Fracture development characteristics in carbonate reservoirs: insights from stress field simulation with a heterogeneous rock mechanics model and adaptive boundaries

Structural fractures serve as critical storage and flow pathways in carbonate reservoirs, with their development directly governing hydrocarbon enrichment and fluid migration. However, prediction accuracy is often limited by the simplified treatment inherent in traditional homogenized models, hindering the exploration of deep carbonate reservoirs. Focusing on the Ordovician fractured reservoirs within the deep coverage area of the Tahe Oilfield, Tarim Basin, this study constructs a 3D heterogeneous rock mechanical model.

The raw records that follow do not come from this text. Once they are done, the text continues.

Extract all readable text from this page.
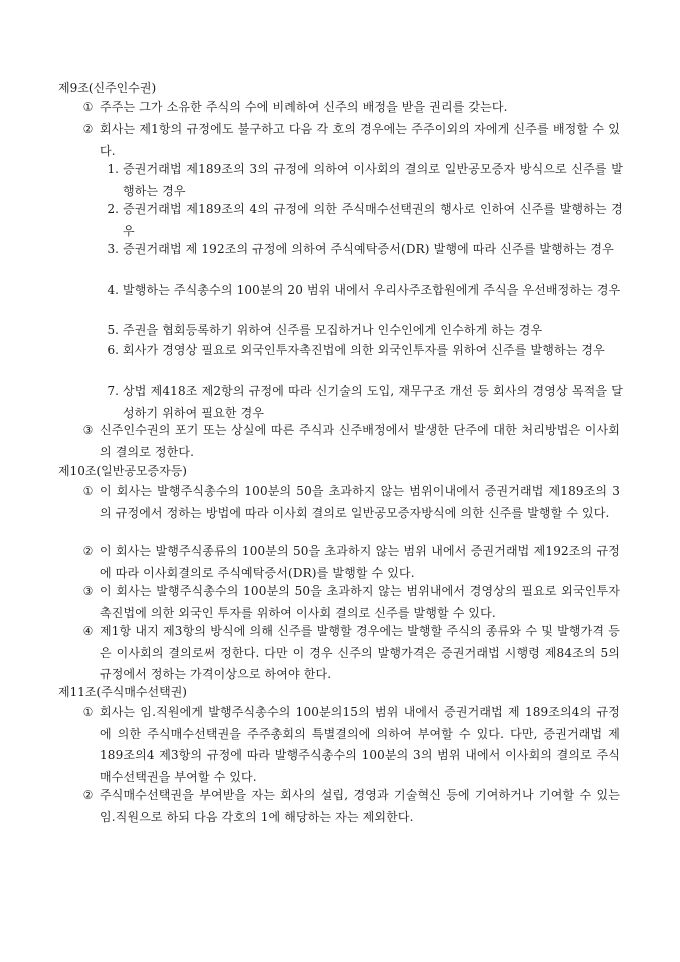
제9조(신주인수권)
① 주주는 그가 소유한 주식의 수에 비례하여 신주의 배정을 받을 권리를 갖는다.
② 회사는 제1항의 규정에도 불구하고 다음 각 호의 경우에는 주주이외의 자에게 신주를 배정할 수 있다.
1. 증권거래법 제189조의 3의 규정에 의하여 이사회의 결의로 일반공모증자 방식으로 신주를 발행하는 경우
2. 증권거래법 제189조의 4의 규정에 의한 주식매수선택권의 행사로 인하여 신주를 발행하는 경우
3. 증권거래법 제 192조의 규정에 의하여 주식예탁증서(DR) 발행에 따라 신주를 발행하는 경우
4. 발행하는 주식총수의 100분의 20 범위 내에서 우리사주조합원에게 주식을 우선배정하는 경우
5. 주권을 협회등록하기 위하여 신주를 모집하거나 인수인에게 인수하게 하는 경우
6. 회사가 경영상 필요로 외국인투자촉진법에 의한 외국인투자를 위하여 신주를 발행하는 경우
7. 상법 제418조 제2항의 규정에 따라 신기술의 도입, 재무구조 개선 등 회사의 경영상 목적을 달성하기 위하여 필요한 경우
③ 신주인수권의 포기 또는 상실에 따른 주식과 신주배정에서 발생한 단주에 대한 처리방법은 이사회의 결의로 정한다.
제10조(일반공모증자등)
① 이 회사는 발행주식총수의 100분의 50을 초과하지 않는 범위이내에서 증권거래법 제189조의 3의 규정에서 정하는 방법에 따라 이사회 결의로 일반공모증자방식에 의한 신주를 발행할 수 있다.
② 이 회사는 발행주식종류의 100분의 50을 초과하지 않는 범위 내에서 증권거래법 제192조의 규정에 따라 이사회결의로 주식예탁증서(DR)를 발행할 수 있다.
③ 이 회사는 발행주식총수의 100분의 50을 초과하지 않는 범위내에서 경영상의 필요로 외국인투자 촉진법에 의한 외국인 투자를 위하여 이사회 결의로 신주를 발행할 수 있다.
④ 제1항 내지 제3항의 방식에 의해 신주를 발행할 경우에는 발행할 주식의 종류와 수 및 발행가격 등은 이사회의 결의로써 정한다. 다만 이 경우 신주의 발행가격은 증권거래법 시행령 제84조의 5의 규정에서 정하는 가격이상으로 하여야 한다.
제11조(주식매수선택권)
① 회사는 임.직원에게 발행주식총수의 100분의15의 범위 내에서 증권거래법 제 189조의4의 규정에 의한 주식매수선택권을 주주총회의 특별결의에 의하여 부여할 수 있다. 다만, 증권거래법 제189조의4 제3항의 규정에 따라 발행주식총수의 100분의 3의 범위 내에서 이사회의 결의로 주식매수선택권을 부여할 수 있다.
② 주식매수선택권을 부여받을 자는 회사의 설립, 경영과 기술혁신 등에 기여하거나 기여할 수 있는 임.직원으로 하되 다음 각호의 1에 해당하는 자는 제외한다.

Integrated with an adaptive boundary constraint algorithm, high‑precision paleo‑stress field simulations are conducted for the Middle Caledonian, Early Hercynian, and Neotectonic periods. Fracture development intensity is quantitatively predicted based on rock failure criteria and validated against core observations and production data. The results demonstrate that: (1) The heterogeneous rock mechanical model coupled with adaptive boundary conditions significantly improves the reliability of stress field simulations. (2) Fracture development exhibits a strong correlation with the paleo‑stress field, with fractures predominantly concentrated around fault peripheries, tips, and intersections. (3) Fracture intensity shows a pronounced positive correlation with both the horizontal stress difference (∆ σ _h ) and the stress heterogeneity coefficient ( k ); this correlation strengthens markedly once these parameters exceed certain thresholds. (4) Predicted fracture linear density matches well with cumulative oil production from individual wells, confirming that the fracture system is a key controlling factor for hydrocarbon enrichment in deeply buried carbonate reservoirs. This study provides a robust methodological framework and practical guidance for quantitative fracture prediction and efficient exploration in carbonate reservoirs.